Brexit is likely to be front of mind for many at the Monte Carlo Rendez-Vous this year so Kennedys’ head of corporate and public affairs Deborah Newberry explains some of the implications for insurers.
The insurance sector is a vital part of the UK economy and a huge global success story generating over £20bn annually in export earnings. This international exposure makes the sector particularly sensitive to the impact of Brexit and insurers’ attention is now rapidly turning towards the future UK-EU relationship.
Some of the immediate challenges facing insurers will arise from the impact on a number of areas covered by the single market, including data protection and management of cross-border flows. The direction of future regulation, the impact on UK law and the effect on workforces are also key.
The single market
The EU has been consistent in its response that leaving the single market will mean the loss of UK passporting rights. In the absence of clarity, firms are basing their actions on a working assumption that no deal on market access will be struck.
Post-exit day, and in the absence of passporting rights, EEA firms wishing to do business in the UK domestic market (or globally via the London market), will be required to apply to the FCA for authorisation. The UK government has signalled that it will, if necessary, legislate to provide a temporary permission regime for EEA firms passporting into the UK to enable them to continue to write new business and fulfil existing contracts while they are seeking full authorisation. This will provide some legal certainty but not without the costs associated with the authorisation process or a potential new barrier to trading with the UK.

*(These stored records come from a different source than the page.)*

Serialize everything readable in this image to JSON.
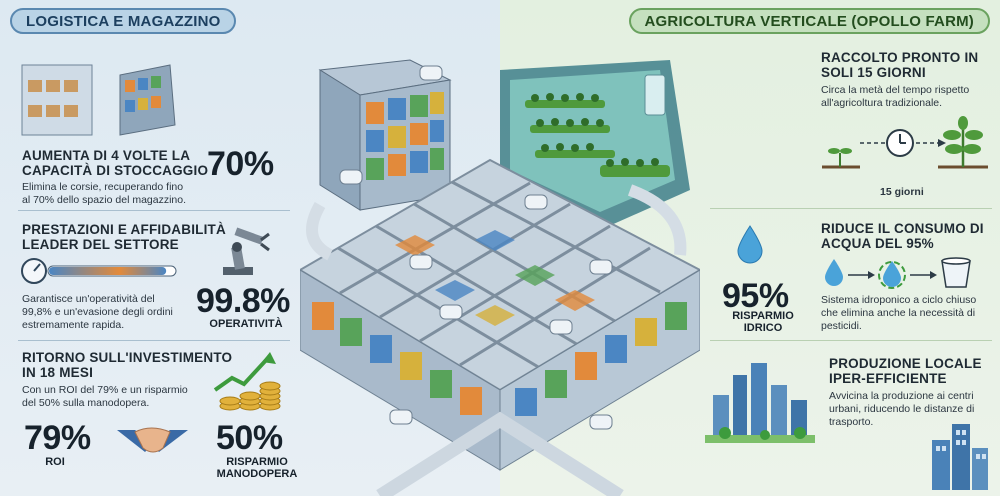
{
  "left": {
    "title": "LOGISTICA E MAGAZZINO",
    "s1": {
      "heading_l1": "AUMENTA DI 4 VOLTE LA",
      "heading_l2": "CAPACITÀ DI STOCCAGGIO",
      "stat": "70%",
      "desc_l1": "Elimina le corsie, recuperando fino",
      "desc_l2": "al 70% dello spazio del magazzino."
    },
    "s2": {
      "heading_l1": "PRESTAZIONI E AFFIDABILITÀ",
      "heading_l2": "LEADER DEL SETTORE",
      "stat": "99.8%",
      "stat_label": "OPERATIVITÀ",
      "desc_l1": "Garantisce un'operatività del",
      "desc_l2": "99,8% e un'evasione degli ordini",
      "desc_l3": "estremamente rapida."
    },
    "s3": {
      "heading_l1": "RITORNO SULL'INVESTIMENTO",
      "heading_l2": "IN 18 MESI",
      "desc_l1": "Con un ROI del 79% e un risparmio",
      "desc_l2": "del 50% sulla manodopera.",
      "stat_roi": "79%",
      "label_roi": "ROI",
      "stat_labor": "50%",
      "label_labor_l1": "RISPARMIO",
      "label_labor_l2": "MANODOPERA"
    }
  },
  "right": {
    "title": "AGRICOLTURA VERTICALE (OPOLLO FARM)",
    "s1": {
      "heading_l1": "RACCOLTO PRONTO IN",
      "heading_l2": "SOLI 15 GIORNI",
      "desc_l1": "Circa la metà del tempo rispetto",
      "desc_l2": "all'agricoltura tradizionale.",
      "caption": "15 giorni"
    },
    "s2": {
      "heading_l1": "RIDUCE IL CONSUMO DI",
      "heading_l2": "ACQUA DEL 95%",
      "stat": "95%",
      "stat_label_l1": "RISPARMIO",
      "stat_label_l2": "IDRICO",
      "desc_l1": "Sistema idroponico a ciclo chiuso",
      "desc_l2": "che elimina anche la necessità di",
      "desc_l3": "pesticidi."
    },
    "s3": {
      "heading_l1": "PRODUZIONE LOCALE",
      "heading_l2": "IPER-EFFICIENTE",
      "desc_l1": "Avvicina la produzione ai centri",
      "desc_l2": "urbani, riducendo le distanze di",
      "desc_l3": "trasporto."
    }
  },
  "colors": {
    "left_bg": "#dde9f2",
    "right_bg": "#e3f0e0",
    "left_accent": "#5a88b0",
    "right_accent": "#6aa25f"
  },
  "gauge": {
    "level": 0.93
  }
}
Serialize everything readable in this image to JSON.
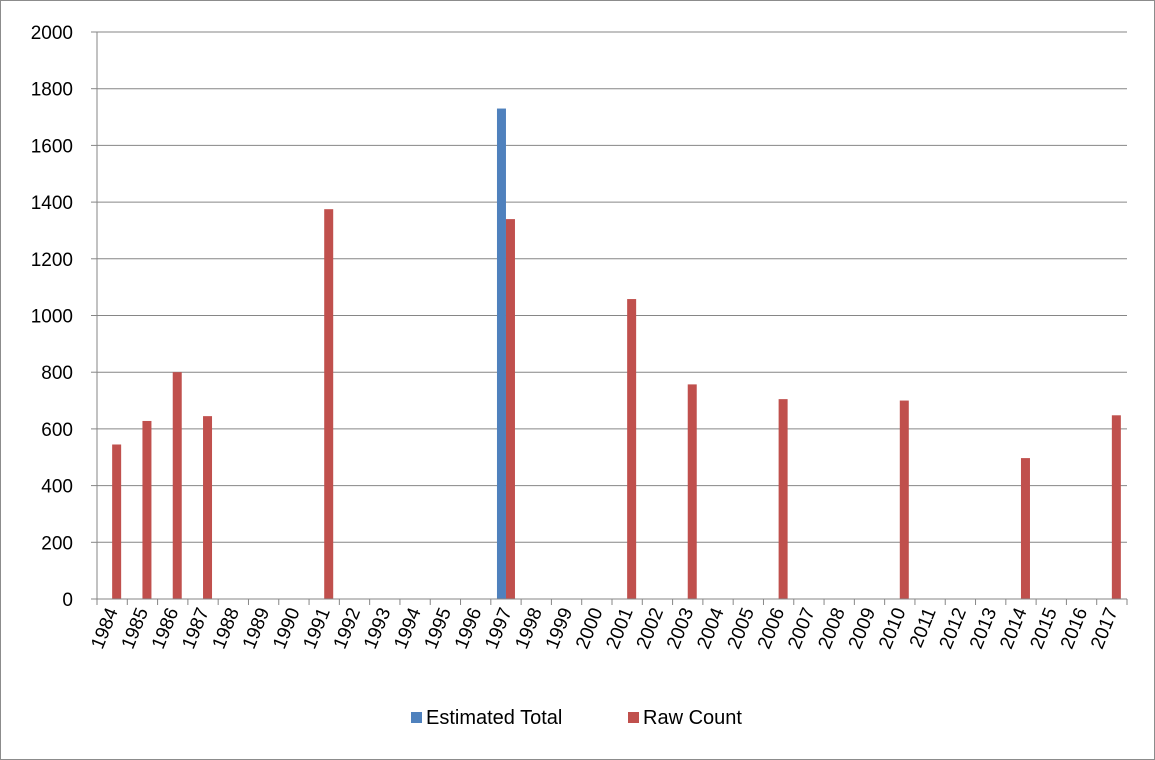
{
  "chart_data": {
    "type": "bar",
    "categories": [
      "1984",
      "1985",
      "1986",
      "1987",
      "1988",
      "1989",
      "1990",
      "1991",
      "1992",
      "1993",
      "1994",
      "1995",
      "1996",
      "1997",
      "1998",
      "1999",
      "2000",
      "2001",
      "2002",
      "2003",
      "2004",
      "2005",
      "2006",
      "2007",
      "2008",
      "2009",
      "2010",
      "2011",
      "2012",
      "2013",
      "2014",
      "2015",
      "2016",
      "2017"
    ],
    "series": [
      {
        "name": "Estimated Total",
        "color": "#4F81BD",
        "values": [
          null,
          null,
          null,
          null,
          null,
          null,
          null,
          null,
          null,
          null,
          null,
          null,
          null,
          1730,
          null,
          null,
          null,
          null,
          null,
          null,
          null,
          null,
          null,
          null,
          null,
          null,
          null,
          null,
          null,
          null,
          null,
          null,
          null,
          null
        ]
      },
      {
        "name": "Raw Count",
        "color": "#C0504D",
        "values": [
          545,
          628,
          800,
          645,
          null,
          null,
          null,
          1375,
          null,
          null,
          null,
          null,
          null,
          1340,
          null,
          null,
          null,
          1058,
          null,
          757,
          null,
          null,
          705,
          null,
          null,
          null,
          700,
          null,
          null,
          null,
          497,
          null,
          null,
          648
        ]
      }
    ],
    "ylim": [
      0,
      2000
    ],
    "yticks": [
      "0",
      "200",
      "400",
      "600",
      "800",
      "1000",
      "1200",
      "1400",
      "1600",
      "1800",
      "2000"
    ],
    "grid": true,
    "legend_position": "bottom"
  }
}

Whilst the system of regulation which facilitates access to the EU may not be perfect, the regime is built on regulatory concepts which UK regulators have designed and advocated for. UK insurers have, overall, been supporters of the regime. We also already know that there will not be a regulatory dividend arising from Brexit.
In practice, we can expect to see a lot of regulatory change within the single market over the coming years: data protection and cyber reporting; new prudential rules on insurance brokers; conduct rules on retail insurance sales; and broader efforts to complete the single market for retail financial services. For the UK, ensuring market access will mean maintaining equivalence with these new rules.
However, that prospect raises an important question: how far should the UK be prepared to go in maintaining equivalence? If the UK should not become a rule-taker, that implies the potential for future regulatory divergence (and impact on market access) over time.
So what now?
The closer we get to the March 2019 exit date without having a legally-binding transition period agreed, the less valuable such a transition agreement becomes. Firms will be forced to plan on the basis that there will be a “no deal” scenario.
From the perspective of leading insurers, the current status quo represents the best outcome. If the UK is to leave the EU, and the status quo is not sustainable, then it must fall to politicians to recognise that access to the EU Single Market is a major part of the UK’s attractiveness as a destination for inward investment, particularly among US insurers.
The outcome of the debate surrounding that association is vital for the long-term health and success of UK insurers, as well as international insurers doing business in the UK.